Author : Chein-I Chang
Publisher : Springer
Page : 629 pages
File Size : 18,13 MB
Release : 2016-03-22
Category : Technology & Engineering
ISBN : 1441961879
The book covers the most crucial parts of real-time hyperspectral image processing: causality and real-time capability. Recently, two new concepts of real time hyperspectral image processing, Progressive HyperSpectral Imaging (PHSI) and Recursive HyperSpectral Imaging (RHSI). Both of these can be used to design algorithms and also form an integral part of real time hyperpsectral image processing. This book focuses on progressive nature in algorithms on their real-time and causal processing implementation in two major applications, endmember finding and anomaly detection, both of which are fundamental tasks in hyperspectral imaging but generally not encountered in multispectral imaging.
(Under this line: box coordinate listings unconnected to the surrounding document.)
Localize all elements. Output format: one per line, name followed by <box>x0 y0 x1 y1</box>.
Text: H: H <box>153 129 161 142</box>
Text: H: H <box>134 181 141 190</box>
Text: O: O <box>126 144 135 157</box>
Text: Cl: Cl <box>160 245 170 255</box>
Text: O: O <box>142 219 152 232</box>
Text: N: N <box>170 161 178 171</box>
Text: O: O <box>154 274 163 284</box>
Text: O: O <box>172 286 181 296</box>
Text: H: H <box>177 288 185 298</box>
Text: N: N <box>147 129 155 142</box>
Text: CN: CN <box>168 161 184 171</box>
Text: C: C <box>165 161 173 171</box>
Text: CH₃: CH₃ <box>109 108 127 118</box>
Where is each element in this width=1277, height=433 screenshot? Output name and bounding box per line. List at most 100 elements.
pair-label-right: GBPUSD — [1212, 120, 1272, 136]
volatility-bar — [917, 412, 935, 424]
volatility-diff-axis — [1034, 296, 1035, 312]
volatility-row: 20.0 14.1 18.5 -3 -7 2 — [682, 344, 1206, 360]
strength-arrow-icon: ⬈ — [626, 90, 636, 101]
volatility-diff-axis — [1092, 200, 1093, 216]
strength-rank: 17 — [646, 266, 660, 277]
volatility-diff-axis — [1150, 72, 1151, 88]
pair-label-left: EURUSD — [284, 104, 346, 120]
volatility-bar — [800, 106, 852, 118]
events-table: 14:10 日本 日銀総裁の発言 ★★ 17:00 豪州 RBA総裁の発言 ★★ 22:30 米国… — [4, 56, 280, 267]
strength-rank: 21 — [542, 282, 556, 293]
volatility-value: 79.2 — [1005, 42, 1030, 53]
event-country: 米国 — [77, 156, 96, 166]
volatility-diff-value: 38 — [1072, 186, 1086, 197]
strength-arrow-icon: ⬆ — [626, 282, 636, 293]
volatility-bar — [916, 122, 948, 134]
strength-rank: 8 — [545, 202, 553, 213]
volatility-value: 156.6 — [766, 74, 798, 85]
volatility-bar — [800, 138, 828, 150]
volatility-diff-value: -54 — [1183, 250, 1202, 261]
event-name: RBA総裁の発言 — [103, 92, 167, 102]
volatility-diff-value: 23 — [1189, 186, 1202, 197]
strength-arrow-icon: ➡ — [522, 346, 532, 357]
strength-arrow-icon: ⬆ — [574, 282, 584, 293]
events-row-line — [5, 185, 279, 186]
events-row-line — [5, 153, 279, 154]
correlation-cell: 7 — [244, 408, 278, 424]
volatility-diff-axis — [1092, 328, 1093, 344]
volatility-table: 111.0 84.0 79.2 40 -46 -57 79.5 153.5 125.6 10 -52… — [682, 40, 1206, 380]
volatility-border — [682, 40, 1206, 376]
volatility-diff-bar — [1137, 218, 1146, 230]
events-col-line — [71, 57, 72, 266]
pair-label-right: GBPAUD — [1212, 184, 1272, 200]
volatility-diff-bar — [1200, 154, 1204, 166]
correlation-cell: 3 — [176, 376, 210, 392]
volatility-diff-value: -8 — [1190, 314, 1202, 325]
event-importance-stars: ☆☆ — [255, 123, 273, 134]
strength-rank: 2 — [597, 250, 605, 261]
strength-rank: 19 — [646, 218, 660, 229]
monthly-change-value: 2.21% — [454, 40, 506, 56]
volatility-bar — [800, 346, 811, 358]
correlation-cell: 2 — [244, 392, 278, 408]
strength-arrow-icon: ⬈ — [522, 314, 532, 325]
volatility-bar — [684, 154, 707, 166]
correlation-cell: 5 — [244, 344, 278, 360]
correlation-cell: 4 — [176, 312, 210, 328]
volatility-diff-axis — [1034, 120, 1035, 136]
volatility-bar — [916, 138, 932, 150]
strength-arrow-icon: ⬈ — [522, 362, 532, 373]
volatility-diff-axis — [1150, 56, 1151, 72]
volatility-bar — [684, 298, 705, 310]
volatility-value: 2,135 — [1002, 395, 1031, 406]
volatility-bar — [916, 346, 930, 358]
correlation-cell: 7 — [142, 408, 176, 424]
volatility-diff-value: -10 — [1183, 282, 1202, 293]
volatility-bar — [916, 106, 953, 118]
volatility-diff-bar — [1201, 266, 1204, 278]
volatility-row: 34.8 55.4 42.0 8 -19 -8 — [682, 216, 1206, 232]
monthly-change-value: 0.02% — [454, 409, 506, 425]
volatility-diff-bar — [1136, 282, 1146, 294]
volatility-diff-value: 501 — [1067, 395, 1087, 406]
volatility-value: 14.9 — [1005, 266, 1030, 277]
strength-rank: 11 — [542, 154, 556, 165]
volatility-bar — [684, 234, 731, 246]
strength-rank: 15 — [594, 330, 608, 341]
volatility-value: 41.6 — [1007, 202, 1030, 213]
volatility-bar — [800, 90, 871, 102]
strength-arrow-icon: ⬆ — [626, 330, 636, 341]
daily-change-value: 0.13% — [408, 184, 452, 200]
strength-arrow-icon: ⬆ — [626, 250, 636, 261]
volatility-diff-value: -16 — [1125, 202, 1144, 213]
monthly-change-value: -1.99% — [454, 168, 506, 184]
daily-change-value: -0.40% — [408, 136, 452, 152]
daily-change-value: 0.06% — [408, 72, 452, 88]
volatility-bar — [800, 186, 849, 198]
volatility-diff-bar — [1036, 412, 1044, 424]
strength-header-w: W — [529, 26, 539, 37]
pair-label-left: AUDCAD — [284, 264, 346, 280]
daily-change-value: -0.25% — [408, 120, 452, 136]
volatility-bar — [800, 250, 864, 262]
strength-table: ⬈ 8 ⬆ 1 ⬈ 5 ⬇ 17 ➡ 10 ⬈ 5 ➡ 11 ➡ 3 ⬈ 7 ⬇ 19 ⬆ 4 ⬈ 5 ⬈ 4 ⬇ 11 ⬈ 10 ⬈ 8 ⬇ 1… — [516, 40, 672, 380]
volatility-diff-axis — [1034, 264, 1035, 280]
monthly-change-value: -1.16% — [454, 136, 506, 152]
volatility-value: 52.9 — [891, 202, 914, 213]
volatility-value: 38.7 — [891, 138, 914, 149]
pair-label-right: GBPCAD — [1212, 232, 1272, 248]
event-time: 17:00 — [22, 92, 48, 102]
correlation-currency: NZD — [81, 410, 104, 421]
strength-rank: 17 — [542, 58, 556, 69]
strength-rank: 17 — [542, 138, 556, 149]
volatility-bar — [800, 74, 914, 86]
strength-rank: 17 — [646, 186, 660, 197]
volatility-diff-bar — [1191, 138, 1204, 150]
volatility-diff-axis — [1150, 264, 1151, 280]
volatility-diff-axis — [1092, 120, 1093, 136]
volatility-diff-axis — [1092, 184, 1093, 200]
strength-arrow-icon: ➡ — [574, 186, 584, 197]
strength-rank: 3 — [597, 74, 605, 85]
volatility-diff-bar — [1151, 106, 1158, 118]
This book is written to particularly address PHSI in real time processing, while a book, Recursive Hyperspectral Sample and Band Processing: Algorithm Architecture and Implementation (Springer 2016) can be considered as its companion book.
Author : Jie Chen
Publisher : BoD – Books on Demand
Page : 137 pages
File Size : 49,11 MB
Release : 2020-01-22
Category : Science
ISBN : 1789851092
Hyperspectral imagery has received considerable attention in the last decade as it provides rich spectral information and allows the analysis of objects that are unidentifiable by traditional imaging techniques. It has a wide range of applications, including remote sensing, industry sorting, food analysis, biomedical imaging, etc. However, in contrast to RGB images from which information can be intuitively extracted, hyperspectral data is only useful with proper processing and analysis. This book covers theoretical advances of hyperspectral image processing and applications of hyperspectral processing, including unmixing, classification, super-resolution, and quality estimation with classical and deep learning methods.